Prompt injection works by faking a role
TL;DR: Prompt injection is not patchable with delimiters or system prompts, because the model trusts text by how it sounds. Fake reasoning styled like the model's own thoughts jailbreaks it 61% of the time. Keep the same argument but strip that reasoning voice, and success drops to 10%.
Prompt injection is considered the number one attack vector. But why do prompt injection attacks work?
Charles Ye, Jasmine Cui, and Dylan Hadfield-Menell from MIT argue prompt injections succeed because the model misreads who is speaking. It judges text as command or data by how it sounds, not where it came from, so authoritative-sounding text gets obeyed. They showed a CoT Forgery attack that disguises the injection as the model's own reasoning, lifting jailbreak success from near zero to about 60%.
Highlights:
- A role is the trust signal. The system, user, think, and tool tell the model what part of the prompt is an actual instruction. The model could resist injection by role perception, correctly reading an embedded command as external data. Instead it judges a token's role from the style and leans on its memories about what attacks look like.
- A bare label fakes the user role. A command to upload a SECRETS.env file, hidden in a fetched web page with 'User: ' written in front of it, pushed the model's Userness toward that of a genuine user command.
- CoT Forgery disguises the injection as the model's own reasoning, the voice it trusts most, so it runs with the forged conclusion as one it already reached. The attack lifted jailbreak success from near zero to about 60%.
- A probe acts as a meter for the model's internal role guess, scoring how strongly the model reads text as its own reasoning, CoTness, or as a user, Userness. The score tracked the writing style, even with the role tags removed.
- Stripping the reasoning-sounding wording from the forged text, while keeping its argument identical, cut attack success from 61% to 10%. The model obeyed the voice, not the logic.
- Frontier closed-weight models mostly block CoT Forgery today. They distrust their own reasoning, but that workaround creates a safety problem on its own.
- Perceived role is continuous, not binary, which opens subconscious steering, innocuous text that legally nudges an agent at scale. It does not track human psychology, since cockroach imagery on a food product page does not lower an agent's purchase rate the way it would a person's.
My take:
- We already know prompt injections are unsolvable as a class of problems. No current model reliably separates instructions from data, and prompt engineering and fine-tuning fail to close the gap (Can LLMs Separate Instructions From Data?).
- A user's message is how a human says "yes, go ahead" before an agent does something risky. Role confusion lets the model trust its own text that happens to sound like a user. So the agent approves its own action and cuts the human out of the loop. That is exactly what the proposed OWASP checks that stop an agent from clearing its own gate are built to catch.
- I covered Anthropic teaching Claude to reason its way out of blackmail.
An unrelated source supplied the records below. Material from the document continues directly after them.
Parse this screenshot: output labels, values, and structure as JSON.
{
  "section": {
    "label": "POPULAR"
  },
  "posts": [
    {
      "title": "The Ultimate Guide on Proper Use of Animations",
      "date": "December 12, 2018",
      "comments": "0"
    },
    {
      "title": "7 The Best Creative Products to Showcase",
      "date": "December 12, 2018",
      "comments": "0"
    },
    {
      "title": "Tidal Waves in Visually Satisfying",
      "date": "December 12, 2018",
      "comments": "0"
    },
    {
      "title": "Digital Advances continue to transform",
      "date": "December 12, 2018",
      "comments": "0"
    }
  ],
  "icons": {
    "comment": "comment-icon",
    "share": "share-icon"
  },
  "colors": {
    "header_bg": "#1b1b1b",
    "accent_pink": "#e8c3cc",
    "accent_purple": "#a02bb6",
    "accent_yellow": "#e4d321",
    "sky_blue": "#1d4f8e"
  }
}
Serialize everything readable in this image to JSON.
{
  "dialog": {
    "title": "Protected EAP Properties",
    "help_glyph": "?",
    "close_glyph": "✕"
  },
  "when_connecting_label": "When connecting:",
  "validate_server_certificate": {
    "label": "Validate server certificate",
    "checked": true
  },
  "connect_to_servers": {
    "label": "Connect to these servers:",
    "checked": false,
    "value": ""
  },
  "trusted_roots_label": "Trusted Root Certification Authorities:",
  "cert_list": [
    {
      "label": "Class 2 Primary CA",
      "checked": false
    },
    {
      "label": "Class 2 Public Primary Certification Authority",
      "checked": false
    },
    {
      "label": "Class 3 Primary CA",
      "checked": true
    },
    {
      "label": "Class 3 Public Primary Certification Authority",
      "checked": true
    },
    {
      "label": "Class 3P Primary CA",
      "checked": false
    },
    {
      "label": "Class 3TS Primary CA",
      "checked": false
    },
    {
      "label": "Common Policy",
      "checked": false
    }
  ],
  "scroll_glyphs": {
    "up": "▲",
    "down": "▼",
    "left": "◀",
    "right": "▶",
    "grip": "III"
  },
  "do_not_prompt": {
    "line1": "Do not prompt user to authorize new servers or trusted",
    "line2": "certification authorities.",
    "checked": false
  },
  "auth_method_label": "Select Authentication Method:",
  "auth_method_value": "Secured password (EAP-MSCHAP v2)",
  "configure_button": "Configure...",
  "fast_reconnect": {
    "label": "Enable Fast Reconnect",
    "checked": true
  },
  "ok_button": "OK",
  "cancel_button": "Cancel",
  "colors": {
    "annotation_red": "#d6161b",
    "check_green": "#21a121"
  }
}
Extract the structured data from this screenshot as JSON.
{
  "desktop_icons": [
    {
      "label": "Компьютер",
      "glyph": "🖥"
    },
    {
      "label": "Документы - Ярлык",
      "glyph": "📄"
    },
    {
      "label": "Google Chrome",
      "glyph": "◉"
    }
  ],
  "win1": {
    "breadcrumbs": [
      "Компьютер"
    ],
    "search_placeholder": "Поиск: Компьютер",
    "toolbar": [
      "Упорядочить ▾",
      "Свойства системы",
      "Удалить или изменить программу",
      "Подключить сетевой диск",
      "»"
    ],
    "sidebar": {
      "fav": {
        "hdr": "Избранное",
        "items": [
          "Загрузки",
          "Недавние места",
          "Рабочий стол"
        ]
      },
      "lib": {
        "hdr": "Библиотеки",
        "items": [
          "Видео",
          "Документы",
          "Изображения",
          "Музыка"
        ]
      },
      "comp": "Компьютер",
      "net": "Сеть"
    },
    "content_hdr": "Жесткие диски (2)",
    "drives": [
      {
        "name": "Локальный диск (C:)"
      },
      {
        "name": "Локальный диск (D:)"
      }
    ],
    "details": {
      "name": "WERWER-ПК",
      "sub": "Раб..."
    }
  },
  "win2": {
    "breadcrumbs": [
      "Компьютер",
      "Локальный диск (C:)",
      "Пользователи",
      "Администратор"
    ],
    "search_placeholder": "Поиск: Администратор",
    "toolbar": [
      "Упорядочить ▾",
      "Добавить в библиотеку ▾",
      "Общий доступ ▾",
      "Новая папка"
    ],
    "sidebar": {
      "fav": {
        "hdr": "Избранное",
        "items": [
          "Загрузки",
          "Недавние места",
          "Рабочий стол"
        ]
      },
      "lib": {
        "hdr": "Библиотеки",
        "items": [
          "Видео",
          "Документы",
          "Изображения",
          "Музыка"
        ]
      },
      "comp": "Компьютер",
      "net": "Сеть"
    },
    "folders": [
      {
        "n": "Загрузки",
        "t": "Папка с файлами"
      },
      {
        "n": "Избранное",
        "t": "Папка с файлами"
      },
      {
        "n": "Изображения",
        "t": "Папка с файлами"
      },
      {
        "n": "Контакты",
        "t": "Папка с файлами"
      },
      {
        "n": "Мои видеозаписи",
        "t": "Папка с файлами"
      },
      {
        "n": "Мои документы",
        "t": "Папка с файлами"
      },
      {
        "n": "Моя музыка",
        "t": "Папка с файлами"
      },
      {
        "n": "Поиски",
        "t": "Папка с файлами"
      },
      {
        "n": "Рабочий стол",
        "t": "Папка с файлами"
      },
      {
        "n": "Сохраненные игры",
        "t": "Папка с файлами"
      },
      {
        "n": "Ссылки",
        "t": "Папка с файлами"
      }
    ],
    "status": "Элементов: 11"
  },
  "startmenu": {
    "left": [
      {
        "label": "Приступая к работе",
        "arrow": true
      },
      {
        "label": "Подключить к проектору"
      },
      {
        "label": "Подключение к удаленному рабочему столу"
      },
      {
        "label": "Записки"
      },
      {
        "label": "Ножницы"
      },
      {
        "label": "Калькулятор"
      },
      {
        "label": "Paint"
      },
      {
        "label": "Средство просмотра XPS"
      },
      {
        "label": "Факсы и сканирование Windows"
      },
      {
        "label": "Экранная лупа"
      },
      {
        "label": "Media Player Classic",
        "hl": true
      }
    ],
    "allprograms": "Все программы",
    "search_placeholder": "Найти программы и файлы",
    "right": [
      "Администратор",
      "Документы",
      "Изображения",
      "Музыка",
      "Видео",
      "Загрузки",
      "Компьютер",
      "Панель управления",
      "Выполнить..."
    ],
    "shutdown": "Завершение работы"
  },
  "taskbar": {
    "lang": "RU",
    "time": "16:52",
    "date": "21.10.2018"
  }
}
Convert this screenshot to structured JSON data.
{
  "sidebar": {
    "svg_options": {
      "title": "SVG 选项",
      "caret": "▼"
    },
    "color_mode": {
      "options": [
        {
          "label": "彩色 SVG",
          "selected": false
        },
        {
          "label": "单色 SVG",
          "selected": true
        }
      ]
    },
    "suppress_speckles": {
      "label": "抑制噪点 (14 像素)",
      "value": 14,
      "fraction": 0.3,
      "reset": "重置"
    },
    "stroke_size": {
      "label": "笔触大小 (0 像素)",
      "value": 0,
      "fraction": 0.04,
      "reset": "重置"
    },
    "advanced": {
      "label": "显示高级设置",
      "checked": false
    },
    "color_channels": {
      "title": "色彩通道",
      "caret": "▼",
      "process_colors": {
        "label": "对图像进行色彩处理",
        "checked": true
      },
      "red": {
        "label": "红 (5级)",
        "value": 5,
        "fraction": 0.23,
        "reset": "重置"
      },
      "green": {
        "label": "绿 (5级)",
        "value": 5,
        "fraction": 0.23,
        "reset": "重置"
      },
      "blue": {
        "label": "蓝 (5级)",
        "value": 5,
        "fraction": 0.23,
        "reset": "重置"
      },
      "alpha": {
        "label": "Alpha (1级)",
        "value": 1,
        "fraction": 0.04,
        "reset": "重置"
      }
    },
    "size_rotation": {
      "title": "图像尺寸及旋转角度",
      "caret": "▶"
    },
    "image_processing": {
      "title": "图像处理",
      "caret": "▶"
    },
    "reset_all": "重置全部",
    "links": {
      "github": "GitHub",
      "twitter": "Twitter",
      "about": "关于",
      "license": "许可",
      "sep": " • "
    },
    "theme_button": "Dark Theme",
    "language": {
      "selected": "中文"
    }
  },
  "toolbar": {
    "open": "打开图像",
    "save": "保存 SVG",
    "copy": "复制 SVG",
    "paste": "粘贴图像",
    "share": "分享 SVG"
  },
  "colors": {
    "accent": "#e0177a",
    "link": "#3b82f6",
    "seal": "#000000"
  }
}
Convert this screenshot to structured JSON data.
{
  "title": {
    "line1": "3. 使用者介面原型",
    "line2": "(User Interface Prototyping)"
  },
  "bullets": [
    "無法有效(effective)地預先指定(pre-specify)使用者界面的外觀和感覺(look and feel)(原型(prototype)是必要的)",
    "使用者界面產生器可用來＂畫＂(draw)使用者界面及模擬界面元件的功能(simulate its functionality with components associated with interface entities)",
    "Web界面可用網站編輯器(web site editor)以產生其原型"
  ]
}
This paper shows the dark side of that training: the model's own reasoning is the easiest voice to fake. Paste made-up reasoning into a message and the model treats that conclusion as one it reached itself, which jailbreaks it about 60% of the time. The models that resist today do it by learning to distrust their own thinking, which by itself is a safety problem.
- The bigger worry is quiet manipulation at scale. As people hand shopping over to agents, a product page is just text the agent reads. A seller can test thousands of versions of that page in an hour and keep the wording that pushes the agent toward recommending their product. Think SEO for AI agents, an industry that is just getting started.